Dodici anni dopo aver raccontato quattro ragazzini e il loro ambiente – Napoli case e strade, assente per la sua irrilevanza la scuola – in un documentario di dodici anni fa, Intervista a mia madre, Ferrente e Piperno hanno avuto l’ottima idea, con Le cose belle, di verificare a distanza cosa è accaduto di quei protagonisti, due maschi e due femmine, figli di un proletariato marginale e metropolitano sempre a rischio di sottoccupazione o disoccupazione. Partono da ieri, ma quando affrontano l’oggi non esitano a fare confronti, a inserire con saggezza qualche immagine di ieri nel contesto di oggi. I quattro “minori” del documentario si sono fatti “maggiori”, hanno superato di molto la soglia dei 18 anni e si sono visti traditi dalla vita.
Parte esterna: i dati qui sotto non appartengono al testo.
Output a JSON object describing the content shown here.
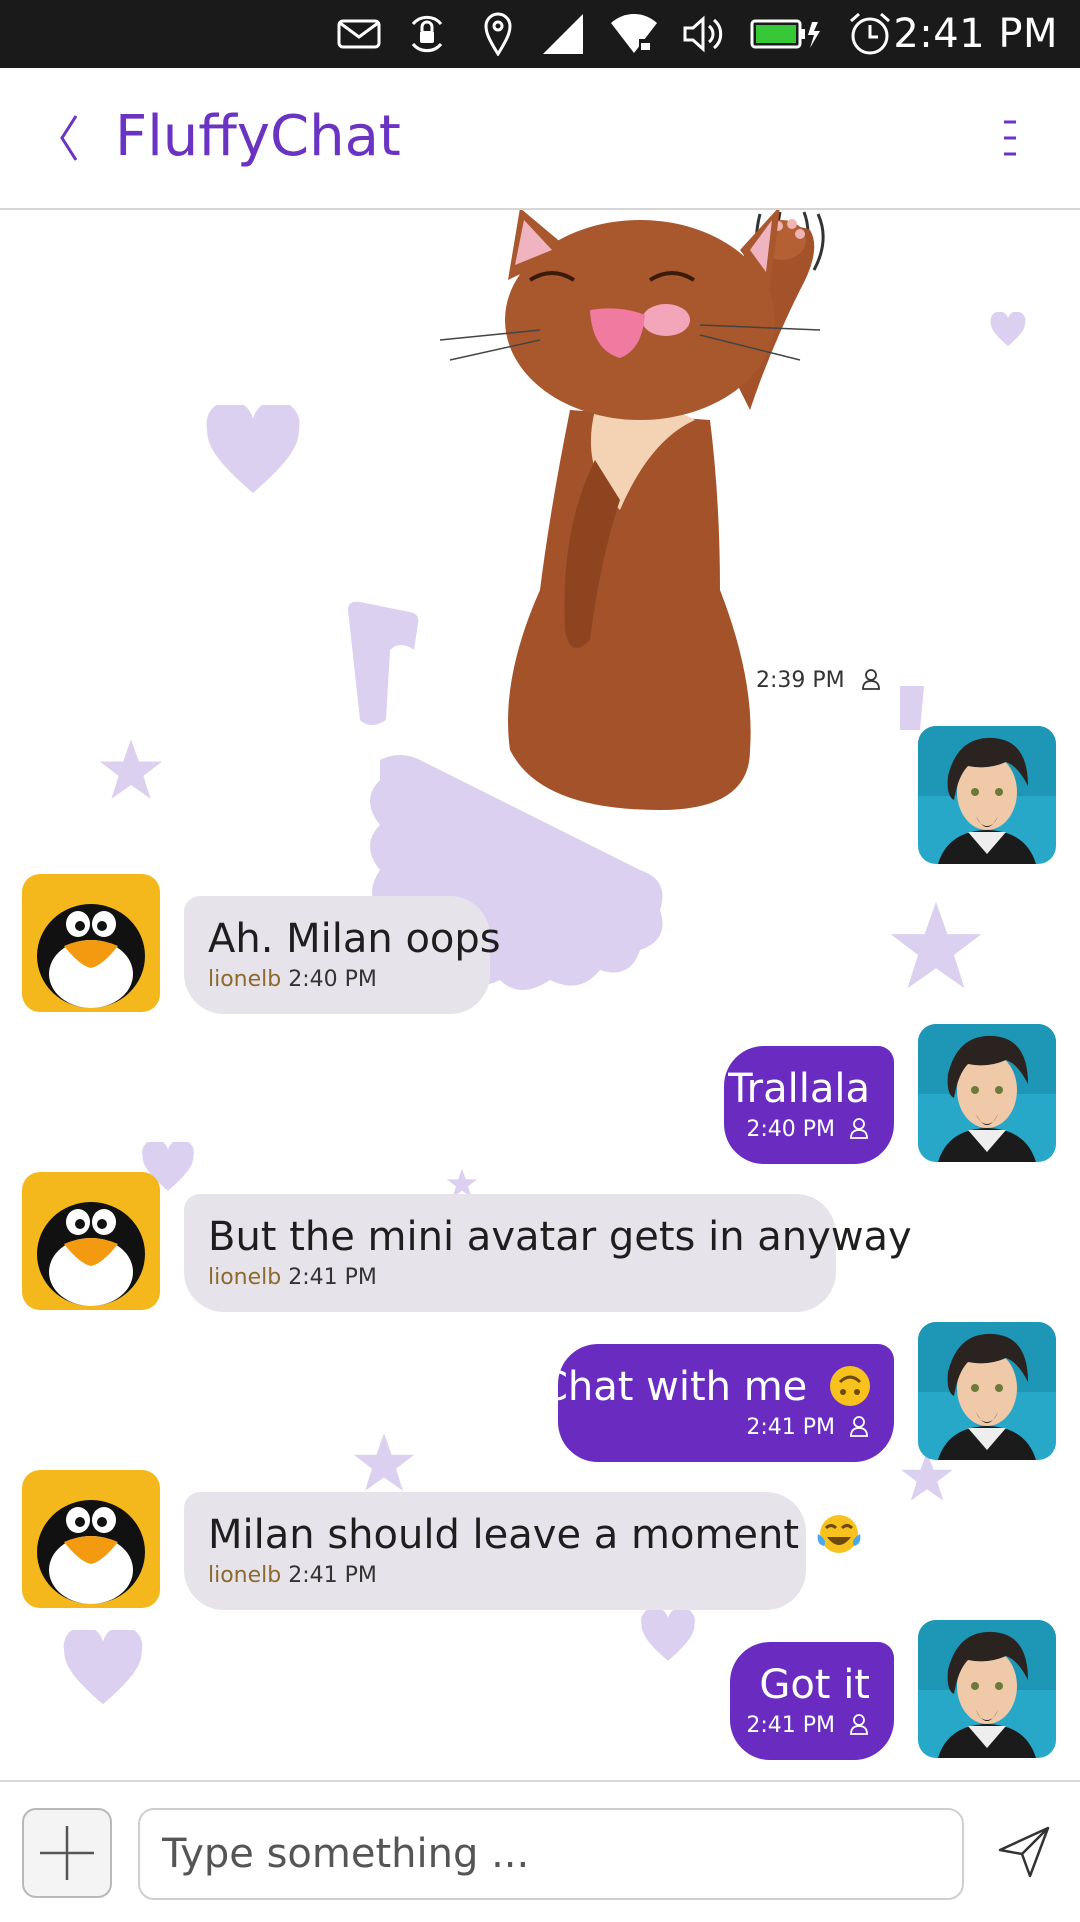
{
  "statusbar": {
    "time": "2:41 PM",
    "icons": [
      "mail-icon",
      "rotation-lock-icon",
      "location-icon",
      "cellular-signal-icon",
      "wifi-icon",
      "volume-icon",
      "battery-charging-icon",
      "alarm-icon"
    ]
  },
  "header": {
    "title": "FluffyChat",
    "back_icon": "chevron-left-icon",
    "menu_icon": "overflow-menu-icon"
  },
  "colors": {
    "accent": "#6a2cc0",
    "incoming_bubble": "#e6e4ea",
    "decoration": "#dcd0f0",
    "sender_name": "#8c6a2e"
  },
  "messages": [
    {
      "type": "sticker",
      "direction": "outgoing",
      "time": "2:39 PM",
      "status_icon": "person-icon"
    },
    {
      "direction": "incoming",
      "text": "Ah. Milan oops",
      "sender": "lionelb",
      "time": "2:40 PM"
    },
    {
      "direction": "outgoing",
      "text": "Trallala",
      "time": "2:40 PM",
      "status_icon": "person-icon"
    },
    {
      "direction": "incoming",
      "text": "But the mini avatar gets in anyway",
      "sender": "lionelb",
      "time": "2:41 PM"
    },
    {
      "direction": "outgoing",
      "text": "Chat with me",
      "emoji": "upside-down-face",
      "time": "2:41 PM",
      "status_icon": "person-icon"
    },
    {
      "direction": "incoming",
      "text": "Milan should leave a moment",
      "emoji": "tears-of-joy",
      "sender": "lionelb",
      "time": "2:41 PM"
    },
    {
      "direction": "outgoing",
      "text": "Got it",
      "time": "2:41 PM",
      "status_icon": "person-icon"
    }
  ],
  "footer": {
    "placeholder": "Type something ...",
    "add_icon": "plus-icon",
    "send_icon": "send-icon"
  }
}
Ora, c’è un tradimento delle speranze e delle aspirazioni che si hanno nell’infanzia e nella gioventù che può essere sia biologico (l’invecchiamento: le nostre cellule cominciano a morire assai presto) che metafisico (l’incontro-scontro con “la conoscenza”) e ce n’è uno con la società che sarebbe anche rimediabile se gli antichi sogni di costruire società rette da giustizia e solidarietà potessero avverarsi. Se quest’aspirazione non dovesse fare i conti con l’economia e con la politica – che, oggi in particolare, perché non c’è chi vi si oppone e propone altro, sono il regno dell’ingiustizia, dell’egoismo dei forti e dei furbi.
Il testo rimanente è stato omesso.